Reseeding to occur for over Pine Ridge
Aerial reseeding will take place next week over the area scorched by the Pine Ridge Fire
Last summer's Pine Ridge fire left nearly 14,000 acres on the Western Slope dead and scorched but efforts are being made to help bring it back to its original state and re-open it to the public.
When a lightning strike sparked the Pine Ridge fire last summer just outside of Grand Junction, the dry vegetation quickly went up in flames. Now, the BLM is trying to bring it back to life.
While some fires burn quickly and don't reach the soils surface, the Pine Ridge fire burned intensely and scorched vegetation all the way to the ground. These conditions have made the area prime for high erosion, habitat loss, and weed infestation but the BLM is working to stop that from happening and making it available again to the public.

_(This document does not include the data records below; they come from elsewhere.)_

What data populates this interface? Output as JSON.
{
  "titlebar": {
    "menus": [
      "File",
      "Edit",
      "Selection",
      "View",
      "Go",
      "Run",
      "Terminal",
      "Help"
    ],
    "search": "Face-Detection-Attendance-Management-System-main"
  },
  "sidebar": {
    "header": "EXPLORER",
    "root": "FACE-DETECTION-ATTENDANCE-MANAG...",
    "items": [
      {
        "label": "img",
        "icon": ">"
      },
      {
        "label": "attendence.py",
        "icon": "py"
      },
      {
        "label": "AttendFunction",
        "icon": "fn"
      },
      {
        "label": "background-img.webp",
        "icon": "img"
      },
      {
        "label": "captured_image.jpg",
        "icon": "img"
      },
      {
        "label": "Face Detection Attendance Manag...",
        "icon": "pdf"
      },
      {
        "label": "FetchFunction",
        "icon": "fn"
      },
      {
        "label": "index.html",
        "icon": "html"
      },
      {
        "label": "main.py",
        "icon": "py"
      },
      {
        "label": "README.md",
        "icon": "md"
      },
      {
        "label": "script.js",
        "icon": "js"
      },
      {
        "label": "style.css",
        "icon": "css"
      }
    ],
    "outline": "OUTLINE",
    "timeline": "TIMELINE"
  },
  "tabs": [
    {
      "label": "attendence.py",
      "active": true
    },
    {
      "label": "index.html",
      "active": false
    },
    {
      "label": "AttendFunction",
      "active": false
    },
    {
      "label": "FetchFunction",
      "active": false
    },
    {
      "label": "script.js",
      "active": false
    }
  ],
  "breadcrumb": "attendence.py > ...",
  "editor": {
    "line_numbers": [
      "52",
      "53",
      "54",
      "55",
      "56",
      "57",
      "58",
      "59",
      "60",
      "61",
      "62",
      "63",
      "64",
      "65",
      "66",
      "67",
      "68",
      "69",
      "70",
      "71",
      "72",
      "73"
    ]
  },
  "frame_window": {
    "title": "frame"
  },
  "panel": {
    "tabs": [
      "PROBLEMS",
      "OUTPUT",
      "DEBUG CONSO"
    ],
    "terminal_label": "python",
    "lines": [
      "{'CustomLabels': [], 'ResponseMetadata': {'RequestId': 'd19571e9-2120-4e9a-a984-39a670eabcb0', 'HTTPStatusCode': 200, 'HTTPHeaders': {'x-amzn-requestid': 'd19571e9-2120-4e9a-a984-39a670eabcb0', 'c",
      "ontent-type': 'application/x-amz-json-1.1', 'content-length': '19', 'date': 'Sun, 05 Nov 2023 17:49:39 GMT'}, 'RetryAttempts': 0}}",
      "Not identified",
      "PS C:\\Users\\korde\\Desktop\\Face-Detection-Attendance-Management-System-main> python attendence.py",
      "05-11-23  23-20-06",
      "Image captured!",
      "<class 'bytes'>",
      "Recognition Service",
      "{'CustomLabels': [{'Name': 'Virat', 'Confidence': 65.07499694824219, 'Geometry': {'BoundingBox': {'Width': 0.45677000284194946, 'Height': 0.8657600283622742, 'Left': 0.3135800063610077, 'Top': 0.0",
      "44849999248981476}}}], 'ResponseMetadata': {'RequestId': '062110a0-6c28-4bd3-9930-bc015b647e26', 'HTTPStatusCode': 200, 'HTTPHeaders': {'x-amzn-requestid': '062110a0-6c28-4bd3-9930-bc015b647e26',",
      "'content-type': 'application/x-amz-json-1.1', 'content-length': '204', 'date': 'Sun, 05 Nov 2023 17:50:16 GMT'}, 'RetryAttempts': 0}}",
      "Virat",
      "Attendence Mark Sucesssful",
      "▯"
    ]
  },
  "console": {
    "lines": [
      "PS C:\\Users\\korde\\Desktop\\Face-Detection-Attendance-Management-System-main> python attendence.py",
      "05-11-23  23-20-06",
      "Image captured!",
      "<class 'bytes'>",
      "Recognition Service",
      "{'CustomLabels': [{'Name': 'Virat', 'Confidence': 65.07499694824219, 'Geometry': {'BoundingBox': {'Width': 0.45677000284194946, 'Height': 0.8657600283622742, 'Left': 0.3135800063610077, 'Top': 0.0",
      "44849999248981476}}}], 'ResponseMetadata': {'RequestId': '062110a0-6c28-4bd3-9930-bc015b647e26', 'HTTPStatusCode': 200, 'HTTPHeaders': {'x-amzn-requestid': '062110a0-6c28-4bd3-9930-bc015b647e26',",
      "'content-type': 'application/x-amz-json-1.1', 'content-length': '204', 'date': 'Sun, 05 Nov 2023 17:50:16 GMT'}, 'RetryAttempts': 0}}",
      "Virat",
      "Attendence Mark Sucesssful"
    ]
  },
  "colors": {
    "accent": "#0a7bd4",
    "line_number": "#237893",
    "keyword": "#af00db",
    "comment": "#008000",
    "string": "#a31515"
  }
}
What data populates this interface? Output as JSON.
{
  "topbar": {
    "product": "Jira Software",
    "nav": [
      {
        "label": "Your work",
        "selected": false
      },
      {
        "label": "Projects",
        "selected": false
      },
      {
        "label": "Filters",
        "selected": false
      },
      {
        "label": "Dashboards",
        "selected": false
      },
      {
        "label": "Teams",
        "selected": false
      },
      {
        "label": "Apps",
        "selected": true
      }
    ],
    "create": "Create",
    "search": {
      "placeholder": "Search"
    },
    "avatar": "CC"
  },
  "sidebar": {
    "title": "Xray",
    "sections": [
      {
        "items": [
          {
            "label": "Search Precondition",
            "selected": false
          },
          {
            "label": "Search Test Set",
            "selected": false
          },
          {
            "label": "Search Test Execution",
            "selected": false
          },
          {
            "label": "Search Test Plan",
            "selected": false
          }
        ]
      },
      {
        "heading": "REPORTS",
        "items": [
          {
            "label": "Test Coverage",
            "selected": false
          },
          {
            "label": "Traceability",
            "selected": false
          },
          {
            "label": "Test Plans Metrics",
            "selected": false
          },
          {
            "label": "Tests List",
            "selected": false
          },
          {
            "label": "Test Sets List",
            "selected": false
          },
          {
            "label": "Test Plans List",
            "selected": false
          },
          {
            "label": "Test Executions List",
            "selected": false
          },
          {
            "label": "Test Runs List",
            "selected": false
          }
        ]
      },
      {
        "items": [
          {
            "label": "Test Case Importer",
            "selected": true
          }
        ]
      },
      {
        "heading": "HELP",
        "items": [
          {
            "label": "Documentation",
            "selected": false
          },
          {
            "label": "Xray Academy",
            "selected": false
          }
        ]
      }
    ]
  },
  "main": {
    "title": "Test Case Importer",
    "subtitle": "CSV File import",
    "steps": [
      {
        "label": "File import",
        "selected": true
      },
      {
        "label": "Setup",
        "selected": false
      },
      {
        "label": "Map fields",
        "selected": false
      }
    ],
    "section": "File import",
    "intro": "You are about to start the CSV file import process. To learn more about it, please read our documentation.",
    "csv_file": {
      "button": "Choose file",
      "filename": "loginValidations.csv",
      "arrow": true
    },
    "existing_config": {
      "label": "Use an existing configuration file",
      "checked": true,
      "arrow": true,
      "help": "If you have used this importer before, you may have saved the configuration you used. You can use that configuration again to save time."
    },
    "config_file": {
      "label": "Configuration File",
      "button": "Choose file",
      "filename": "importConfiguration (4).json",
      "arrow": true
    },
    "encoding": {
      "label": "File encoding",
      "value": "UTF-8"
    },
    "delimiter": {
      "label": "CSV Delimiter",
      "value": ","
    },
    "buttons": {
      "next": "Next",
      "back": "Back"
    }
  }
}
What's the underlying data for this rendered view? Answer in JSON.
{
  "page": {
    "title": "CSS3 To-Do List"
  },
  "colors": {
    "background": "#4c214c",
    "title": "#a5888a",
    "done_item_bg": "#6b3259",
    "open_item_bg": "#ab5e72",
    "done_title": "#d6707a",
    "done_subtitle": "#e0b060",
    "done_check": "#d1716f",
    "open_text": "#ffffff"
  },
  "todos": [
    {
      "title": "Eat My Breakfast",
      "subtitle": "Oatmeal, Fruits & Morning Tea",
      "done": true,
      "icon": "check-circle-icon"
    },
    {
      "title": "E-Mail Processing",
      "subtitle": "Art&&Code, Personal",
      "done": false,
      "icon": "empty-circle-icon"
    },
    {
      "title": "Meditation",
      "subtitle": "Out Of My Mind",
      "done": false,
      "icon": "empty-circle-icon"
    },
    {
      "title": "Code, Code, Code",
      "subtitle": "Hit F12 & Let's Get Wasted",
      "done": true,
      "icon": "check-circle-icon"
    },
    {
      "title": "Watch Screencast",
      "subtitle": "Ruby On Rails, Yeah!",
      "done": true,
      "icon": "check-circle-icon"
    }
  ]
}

“We do appreciate peoples concern about this. We want to get this area stable. We want to be able to get it back open” said Christopher Joyner, Public Affairs Specialist for the Bureau of Land Management.
The BLM says now is the best time for reseeding and it’s dropping the seeds from planes. The seeds fall onto the snow and provide them with plenty of water to grow and the thawing of the winter ground will leave cracks in the soil for the seeds as well.
The reseeding process will drop a mixture of seeds and grasses and these will help to hold the soil together before the monsoon rains later this year.